So while the olive oil pricing crisis grinds through its fourth year and producers in Europe continue to sell olive oil for less than it costs them to make, the average price paid for extra virgin olive oil labelled “Made in Italy” continues its incredible climb (up 45 percent in a recent IOC report).
But suddenly olive oil companies in Italy and Spain and distributors of European foods are introducing olive oils with a surprising new selling point: Made in California.
Last month at the Fancy Food Show in Washington, the Italian olive oil producer Colavita launched olive oils made in California and Australia; Star Fine Foods, a division of Spain’s Borges Group, has introduced an Arbequina from California’s Central Valley; Zoe, an importer and distributor of Mediterranean products, is offering a new California extra virgin, and other major European companies are in the process of developing their own California brands and production facilities.
What’s going on?
Even if they are the new kids on the block, American and Australian olive oil producers have been playing hardball. They’ve underwritten studies critical of imported oils, lobbied for new standards that make life harder for European producers and they’ve been all over the media to urge everyone to buy domestic.
But it’s not just in the New World where studies and investigations have been highlighting quality issues with Mediterranean brands. Media everywhere seem to be piling on with taste tests, reports of scandals and analyses of supermarket olive oils made in Spain, Italy, Portugal and Tunisia.
California’s mostly small producers craft high quality olive oils that have enjoyed growing popularity among consumers and EVOO competition judges alike, not to mention a clean record.

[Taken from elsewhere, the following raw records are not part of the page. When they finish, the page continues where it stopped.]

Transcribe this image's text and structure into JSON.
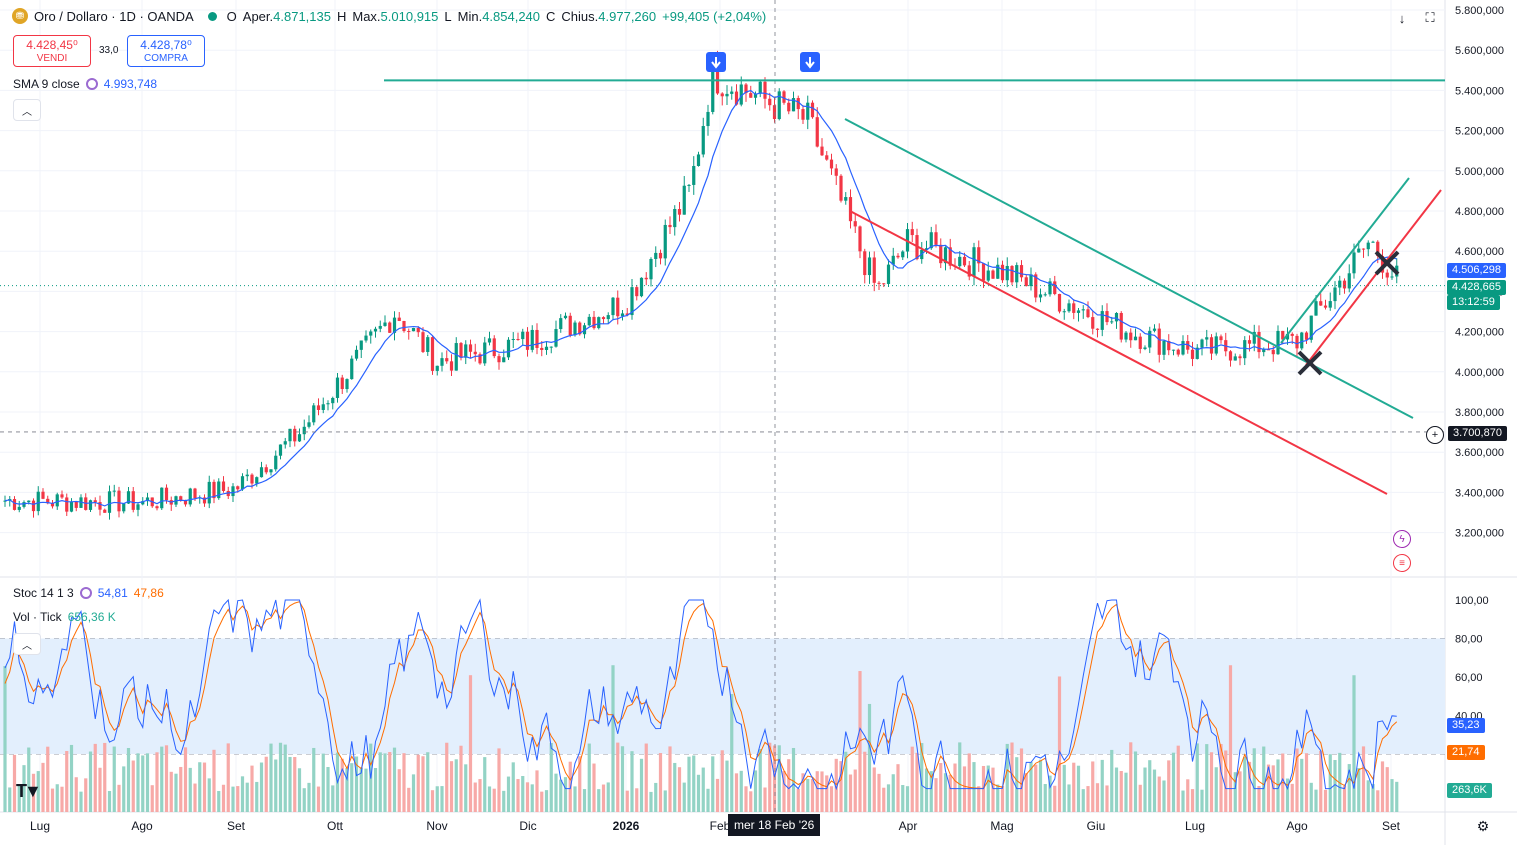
{
  "header": {
    "symbol_title": "Oro / Dollaro · 1D · OANDA",
    "open_label": "O",
    "open_text": "Aper.",
    "open_value": "4.871,135",
    "high_label": "H",
    "high_text": "Max.",
    "high_value": "5.010,915",
    "low_label": "L",
    "low_text": "Min.",
    "low_value": "4.854,240",
    "close_label": "C",
    "close_text": "Chius.",
    "close_value": "4.977,260",
    "change": "+99,405 (+2,04%)",
    "sell_price": "4.428,45⁰",
    "sell_label": "VENDI",
    "spread": "33,0",
    "buy_price": "4.428,78⁰",
    "buy_label": "COMPRA"
  },
  "indicators": {
    "sma_name": "SMA 9 close",
    "sma_value": "4.993,748",
    "stoch_name": "Stoc 14 1 3",
    "stoch_k": "54,81",
    "stoch_d": "47,86",
    "vol_name": "Vol · Tick",
    "vol_value": "656,36 K"
  },
  "price_tags": {
    "sma": "4.506,298",
    "last": "4.428,665",
    "countdown": "13:12:59",
    "crosshair": "3.700,870",
    "stoch_k": "35,23",
    "stoch_d": "21,74",
    "volume": "263,6K"
  },
  "crosshair_date": "mer 18 Feb '26",
  "icons": [
    "gold-coin-icon",
    "circle-arrows-icon",
    "down-arrow-icon",
    "fullscreen-icon",
    "chevron-up-icon",
    "plus-circle-icon",
    "lightning-icon",
    "us-flag-icon",
    "tradingview-logo-icon",
    "settings-gear-icon"
  ],
  "colors": {
    "up": "#089981",
    "down": "#f23645",
    "sma": "#2962ff",
    "stoch_k": "#2962ff",
    "stoch_d": "#ff6d00",
    "band": "#e3effd",
    "green_line": "#22ab94",
    "red_line": "#f23645"
  },
  "chart_data": [
    {
      "type": "candlestick",
      "title": "Oro / Dollaro · 1D · OANDA",
      "y_ticks": [
        "5.800,000",
        "5.600,000",
        "5.400,000",
        "5.200,000",
        "5.000,000",
        "4.800,000",
        "4.600,000",
        "4.400,000",
        "4.200,000",
        "4.000,000",
        "3.800,000",
        "3.600,000",
        "3.400,000",
        "3.200,000"
      ],
      "ylim": [
        3100,
        5800
      ],
      "x_ticks": [
        "Lug",
        "Ago",
        "Set",
        "Ott",
        "Nov",
        "Dic",
        "2026",
        "Feb",
        "Apr",
        "Mag",
        "Giu",
        "Lug",
        "Ago",
        "Set"
      ],
      "grid": true,
      "close_path": [
        [
          "Lug",
          3360
        ],
        [
          "Ago",
          3350
        ],
        [
          "Set",
          3420
        ],
        [
          "Ott",
          3700
        ],
        [
          "mid-Ott",
          4300
        ],
        [
          "Nov",
          4050
        ],
        [
          "Dic",
          4150
        ],
        [
          "2026",
          4350
        ],
        [
          "Feb",
          4900
        ],
        [
          "Feb peak",
          5480
        ],
        [
          "Mar",
          5250
        ],
        [
          "Mar low",
          4400
        ],
        [
          "Apr",
          4650
        ],
        [
          "Mag",
          4500
        ],
        [
          "Giu",
          4200
        ],
        [
          "Lug",
          4100
        ],
        [
          "Ago",
          4150
        ],
        [
          "late Ago",
          4650
        ],
        [
          "Set",
          4430
        ]
      ],
      "series": [
        {
          "name": "SMA 9 close",
          "value": "4.993,748"
        }
      ],
      "horizontal_levels": [
        5450,
        3700
      ],
      "annotations": [
        "green resistance line ~5.450",
        "descending green channel line",
        "descending red channel line",
        "ascending green channel line",
        "ascending red channel line",
        "two X markers",
        "two down-arrow markers"
      ]
    },
    {
      "type": "line",
      "title": "Stoc 14 1 3",
      "y_ticks": [
        "100,00",
        "80,00",
        "60,00",
        "40,00"
      ],
      "ylim": [
        0,
        100
      ],
      "band": [
        20,
        80
      ],
      "series": [
        {
          "name": "%K",
          "last": "35,23"
        },
        {
          "name": "%D",
          "last": "21,74"
        }
      ]
    },
    {
      "type": "bar",
      "title": "Vol · Tick",
      "last": "263,6K"
    }
  ]
}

So now, some of the biggest olive oil companies in the world are saying “okay, we can do California, too.”
When asked about Colavita’s new launch, an executive from a major California olive oil company was fine with the idea, saying if an Italian company wanted to spread the word about the high quality of California olive oil, all the better for him (the executive said his company was not the one supplying Colavita, for example, but said there were only a small number of companies of sufficient size to do so).
Another outcome of Big Oil’s California dreamin’ will be a higher public awareness that there are differences in olive oils, and that origin matters. That kind of added value might be what ultimately saves producers everywhere.
But it also confuses matters, and confusion has long been exploited by unscrupulous operators. Even if an Italian producer, for example, has olives pressed into good oil in Modesto, California, what happens between there and where it is consumed is still anyone’s guess.
In fact, what you hear most from Australian and Californian producers is not that their products are better because they’re from Victoria or the Central Valley, but because they’re fresh and local — points that clearly resonate with consumers these days.
But by the time Colavita ships EVOO from the Port of Oakland or Los Angeles, half-way around the world to its bottling plant near Rome, and back again to one of the 85 countries where the brand is distributed, the olive oil will have logged a lot of miles.
If European mega producers bring the same practices to their California outposts that got them in trouble in the first place, Made in California could become another watered-down origin designation.
The new products underscore the challenges of an industry undergoing sweeping changes, and the growing opportunities in the world market when most consumers are only beginning to learn about olive oil and what it means for health and the enjoyment of foods.